Probing Noncommutativity with Inflationary Gravitational Waves

TL;DR

This paper investigates how noncommutative field theory modifies the primordial gravitational wave background during inflation, predicting a distinctive low-frequency peak that could test space-time noncommutativity and Lorentz symmetry breaking.

Contribution

It introduces a new additive term in the gravitational wave dispersion relation from noncommutative fields, revealing a modified spectrum with a characteristic low-frequency peak.

Findings

Primordial GWB spectrum is slightly increased at low frequencies.

A sharp peak appears in the low-frequency energy spectrum.

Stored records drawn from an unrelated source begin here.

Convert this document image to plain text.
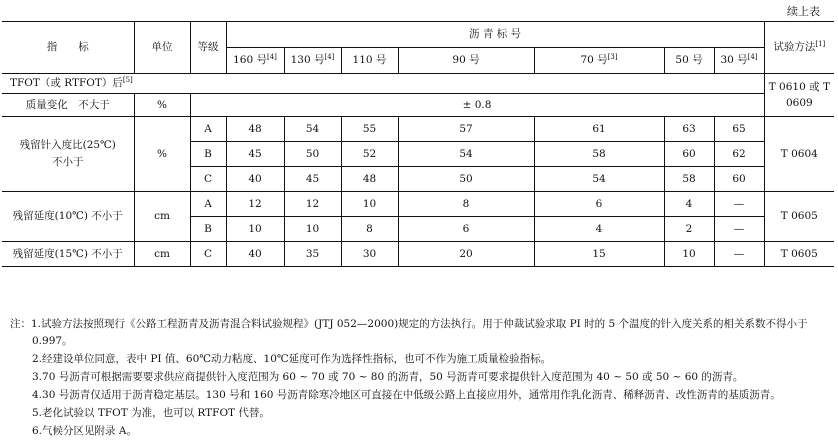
续上表
指　　标	单位	等级	沥 青 标 号							试验方法[1]
			160 号[4]	130 号[4]	110 号	90 号	70 号[3]	50 号	30 号[4]
TFOT（或 RTFOT）后[5]										T 0610 或 T 0609
质量变化　不大于	%	± 0.8								
残留针入度比(25℃)
不小于	%	A	48	54	55	57	61	63	65	T 0604
		B	45	50	52	54	58	60	62	
		C	40	45	48	50	54	58	60	
残留延度(10℃) 不小于	cm	A	12	12	10	8	6	4	—	T 0605
		B	10	10	8	6	4	2	—	
残留延度(15℃) 不小于	cm	C	40	35	30	20	15	10	—	T 0605
注：1.试验方法按照现行《公路工程沥青及沥青混合料试验规程》(JTJ 052—2000)规定的方法执行。用于仲裁试验求取 PI 时的 5 个温度的针入度关系的相关系数不得小于 0.997。
2.经建设单位同意，表中 PI 值、60℃动力粘度、10℃延度可作为选择性指标，也可不作为施工质量检验指标。
3.70 号沥青可根据需要要求供应商提供针入度范围为 60 ~ 70 或 70 ~ 80 的沥青，50 号沥青可要求提供针入度范围为 40 ~ 50 或 50 ~ 60 的沥青。
4.30 号沥青仅适用于沥青稳定基层。130 号和 160 号沥青除寒冷地区可直接在中低级公路上直接应用外，通常用作乳化沥青、稀释沥青、改性沥青的基质沥青。
5.老化试验以 TFOT 为准，也可以 RTFOT 代替。
6.气候分区见附录 A。
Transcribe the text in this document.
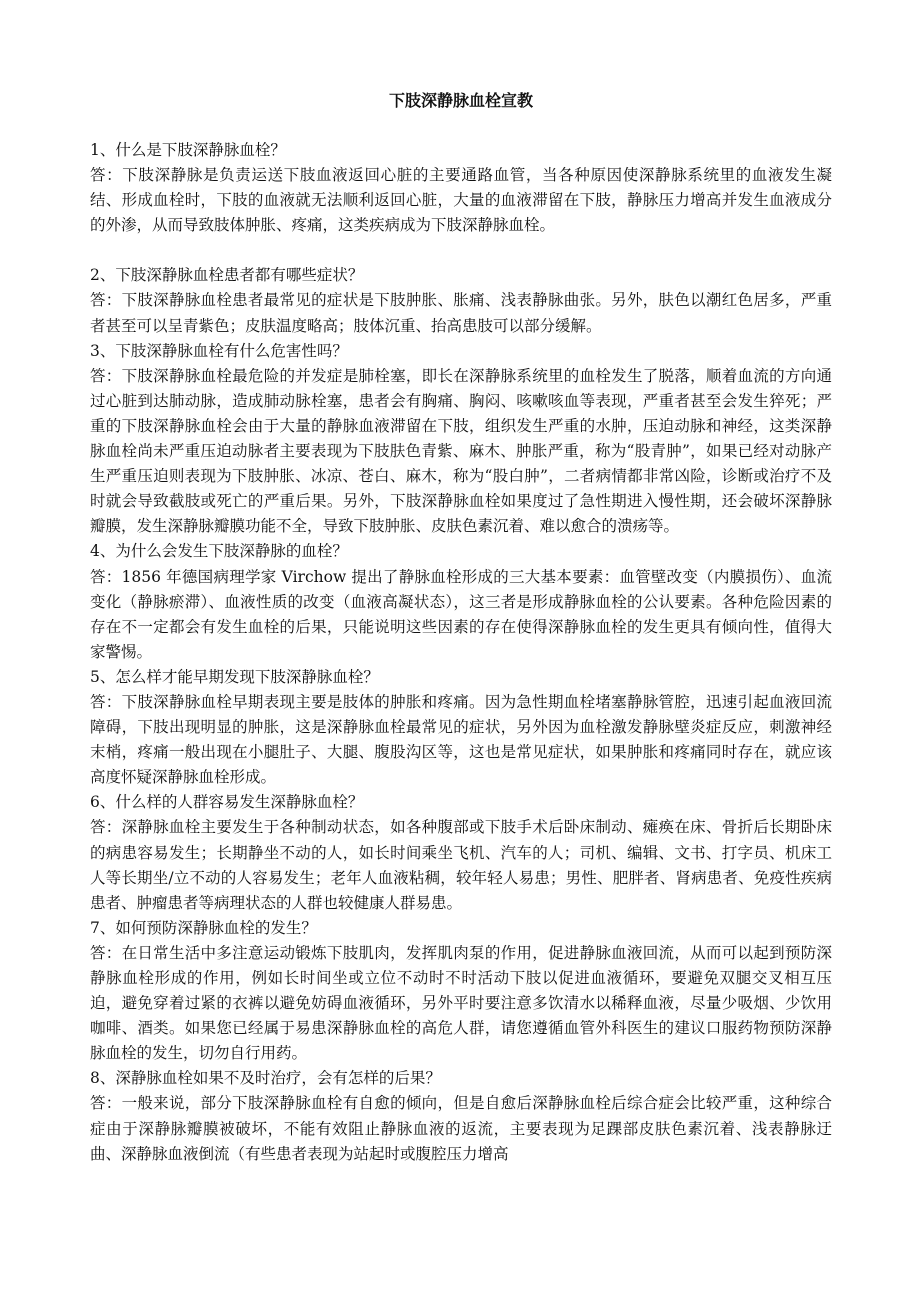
下肢深静脉血栓宣教

1、什么是下肢深静脉血栓？

答：下肢深静脉是负责运送下肢血液返回心脏的主要通路血管，当各种原因使深静脉系统里的血液发生凝结、形成血栓时，下肢的血液就无法顺利返回心脏，大量的血液滞留在下肢，静脉压力增高并发生血液成分的外渗，从而导致肢体肿胀、疼痛，这类疾病成为下肢深静脉血栓。

2、下肢深静脉血栓患者都有哪些症状？

答：下肢深静脉血栓患者最常见的症状是下肢肿胀、胀痛、浅表静脉曲张。另外，肤色以潮红色居多，严重者甚至可以呈青紫色；皮肤温度略高；肢体沉重、抬高患肢可以部分缓解。

3、下肢深静脉血栓有什么危害性吗？

答：下肢深静脉血栓最危险的并发症是肺栓塞，即长在深静脉系统里的血栓发生了脱落，顺着血流的方向通过心脏到达肺动脉，造成肺动脉栓塞，患者会有胸痛、胸闷、咳嗽咳血等表现，严重者甚至会发生猝死；严重的下肢深静脉血栓会由于大量的静脉血液滞留在下肢，组织发生严重的水肿，压迫动脉和神经，这类深静脉血栓尚未严重压迫动脉者主要表现为下肢肤色青紫、麻木、肿胀严重，称为“股青肿”，如果已经对动脉产生严重压迫则表现为下肢肿胀、冰凉、苍白、麻木，称为“股白肿”，二者病情都非常凶险，诊断或治疗不及时就会导致截肢或死亡的严重后果。另外，下肢深静脉血栓如果度过了急性期进入慢性期，还会破坏深静脉瓣膜，发生深静脉瓣膜功能不全，导致下肢肿胀、皮肤色素沉着、难以愈合的溃疡等。

4、为什么会发生下肢深静脉的血栓？

答：1856 年德国病理学家 Virchow 提出了静脉血栓形成的三大基本要素：血管壁改变（内膜损伤）、血流变化（静脉瘀滞）、血液性质的改变（血液高凝状态），这三者是形成静脉血栓的公认要素。各种危险因素的存在不一定都会有发生血栓的后果，只能说明这些因素的存在使得深静脉血栓的发生更具有倾向性，值得大家警惕。

5、怎么样才能早期发现下肢深静脉血栓？

答：下肢深静脉血栓早期表现主要是肢体的肿胀和疼痛。因为急性期血栓堵塞静脉管腔，迅速引起血液回流障碍，下肢出现明显的肿胀，这是深静脉血栓最常见的症状，另外因为血栓激发静脉壁炎症反应，刺激神经末梢，疼痛一般出现在小腿肚子、大腿、腹股沟区等，这也是常见症状，如果肿胀和疼痛同时存在，就应该高度怀疑深静脉血栓形成。

6、什么样的人群容易发生深静脉血栓？

答：深静脉血栓主要发生于各种制动状态，如各种腹部或下肢手术后卧床制动、瘫痪在床、骨折后长期卧床的病患容易发生；长期静坐不动的人，如长时间乘坐飞机、汽车的人；司机、编辑、文书、打字员、机床工人等长期坐/立不动的人容易发生；老年人血液粘稠，较年轻人易患；男性、肥胖者、肾病患者、免疫性疾病患者、肿瘤患者等病理状态的人群也较健康人群易患。

7、如何预防深静脉血栓的发生？

答：在日常生活中多注意运动锻炼下肢肌肉，发挥肌肉泵的作用，促进静脉血液回流，从而可以起到预防深静脉血栓形成的作用，例如长时间坐或立位不动时不时活动下肢以促进血液循环，要避免双腿交叉相互压迫，避免穿着过紧的衣裤以避免妨碍血液循环，另外平时要注意多饮清水以稀释血液，尽量少吸烟、少饮用咖啡、酒类。如果您已经属于易患深静脉血栓的高危人群，请您遵循血管外科医生的建议口服药物预防深静脉血栓的发生，切勿自行用药。

8、深静脉血栓如果不及时治疗，会有怎样的后果？

答：一般来说，部分下肢深静脉血栓有自愈的倾向，但是自愈后深静脉血栓后综合症会比较严重，这种综合症由于深静脉瓣膜被破坏，不能有效阻止静脉血液的返流，主要表现为足踝部皮肤色素沉着、浅表静脉迂曲、深静脉血液倒流（有些患者表现为站起时或腹腔压力增高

The results provide potential observational signatures of space-time noncommutativity.

Abstract

In this paper we study the behaviour of gravitational wave background (GWB) generated during inflation in the environment of the noncommutative field approach. From this approach we derive out one additive term, and then we find that the dispersion relation of the gravitational wave would be modified and the primordial gravitational wave would obtain an effective mass. Therefore it breaks lorentz symmetry in local. Moreover, this additive term would a little raise up the energy spectrum of GWB in low frequency and then greatly suppress the spectrum at even lower energy scale of which the wave length may be near the current horizon. Therefore, a sharp peak is formed on the energy spectrum in the range of low frequencies. This peak should be a key criterion to detect the possible existence of noncommutativity of space-time in the background of our universe and a critical test for breaking lorentz symmetry in local field theory. Adding all possible effects on the evolution of GWB, we give some new information of the tensor power spectrum and its energy spectrum which may be probed in the future cosmological observations.